I’ve recently come across pictures shared by my relatives from my maternal grandmother’s family. I copied/downloaded pictures from our family group. I have printed some of the pictures. They are part of the physical realm now, at least at my house. Someone in the family has the original pictures. When I look at those pictures, I think about how I really did not know any of my grandmother’s sisters and brothers. Most of them met me as a very young child. My grandmother and 14 siblings have passed away, the last one in 2020. All their stories have slipped away or are slipping away now.

What do we have left? Some pictures. Names written on the back of a picture. Dates.

On my Dad’s side I have a letter written by my grandmother to her daughter. I have pictures, too, but I’m not sure which are pictures of her. My grandmother died when my Dad was fifteen. I never met her or heard many stories about her. But I have this handwritten letter, which tells me a lot about her. I have a picture of this letter.

Do you print your pictures?

Scrapbooks and the Truth

Do photos ever tell the truth?

Or is it that they don’t tell the whole story?

We know that photos can be used to deceive, especially in our digital age.

Two people can tell a different story about the same picture. Which story is true? Could they both be true?

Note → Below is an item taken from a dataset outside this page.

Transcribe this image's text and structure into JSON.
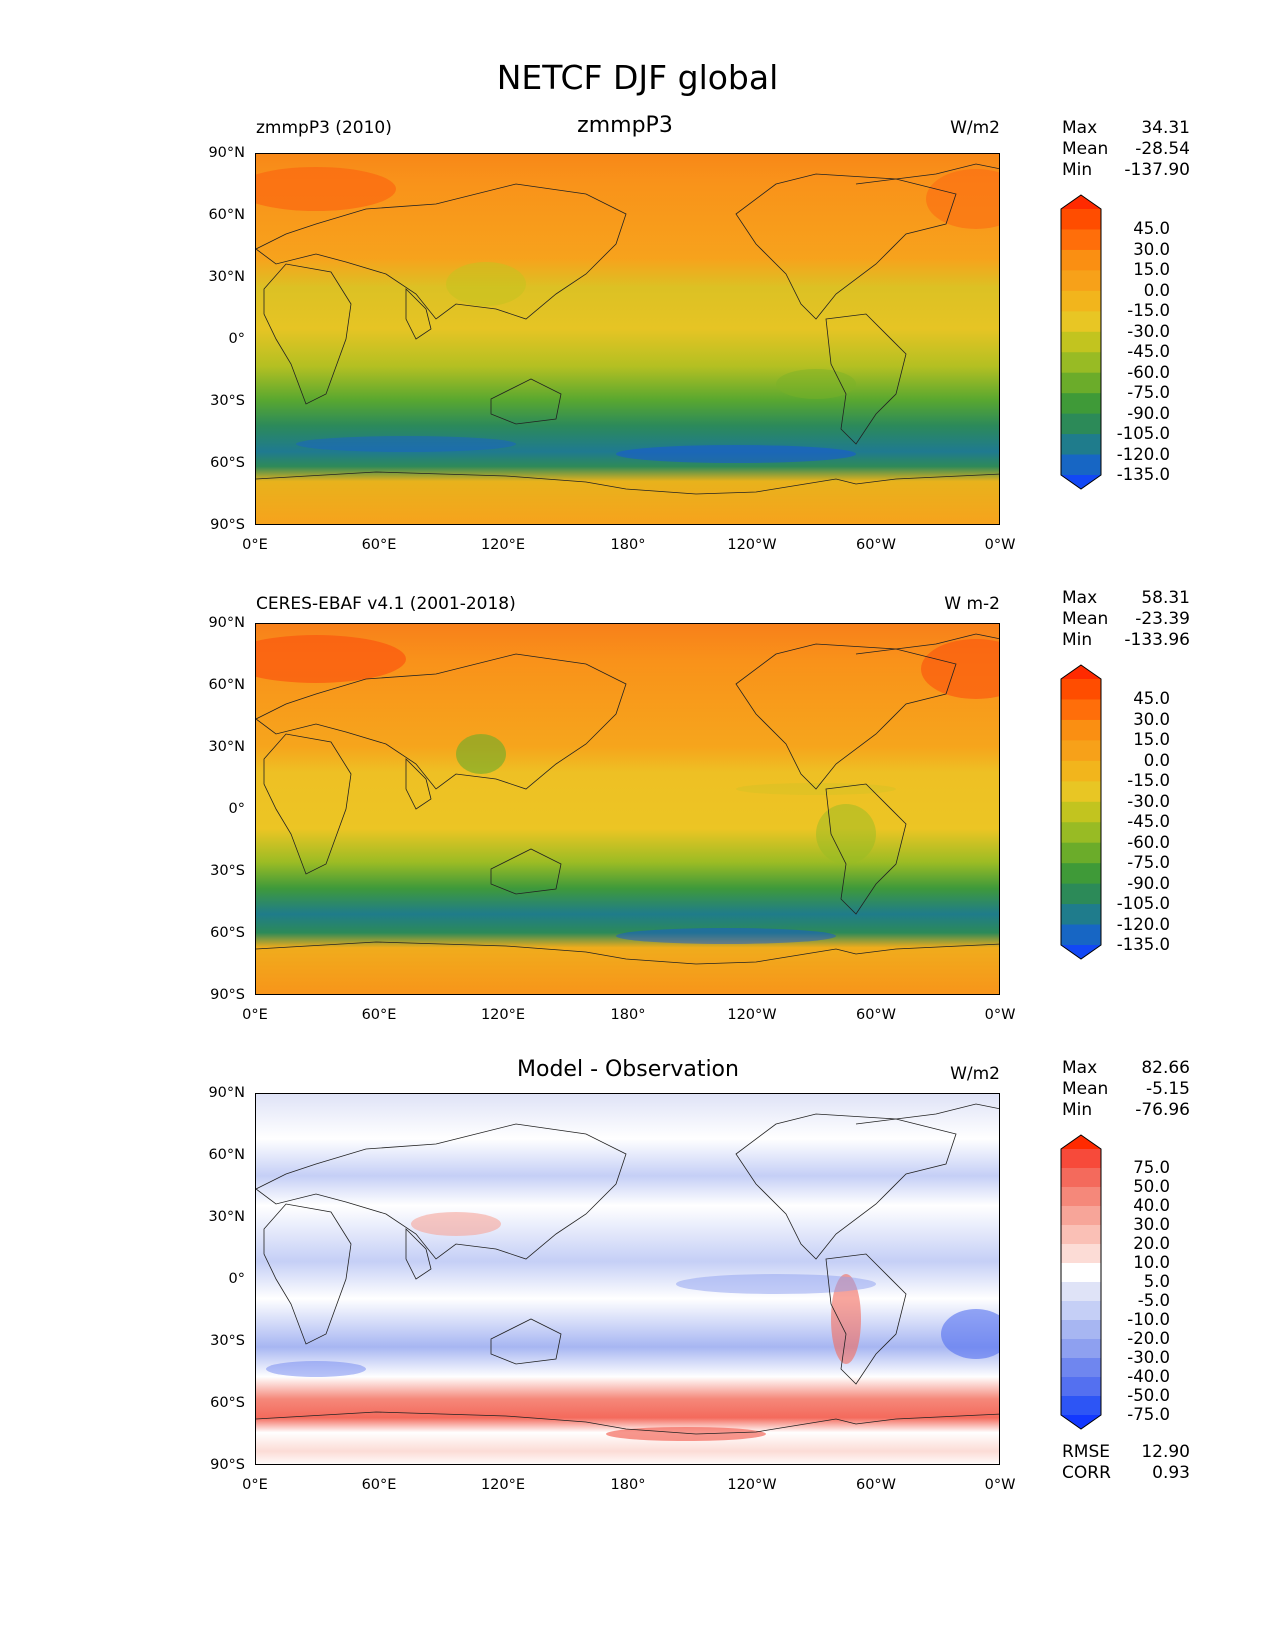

Recently, I’ve come across some pictures from my grandmother’s birth family. I know so little about this picture. I believe this is my Aunt Mary in a highchair. This was taken up north in Presque Isle County, Michigan. I think. I don’t know the name of the dog. But I’m guessing the dog is waiting for food to drop. But what are the emotions? Did they think it was funny that the dog was waiting for the inevitable manna from heaven. Were they at a picnic. A picture is so much more than just a snapshot in time.

If you know about a picture, but you don’t write the story no one will know your version.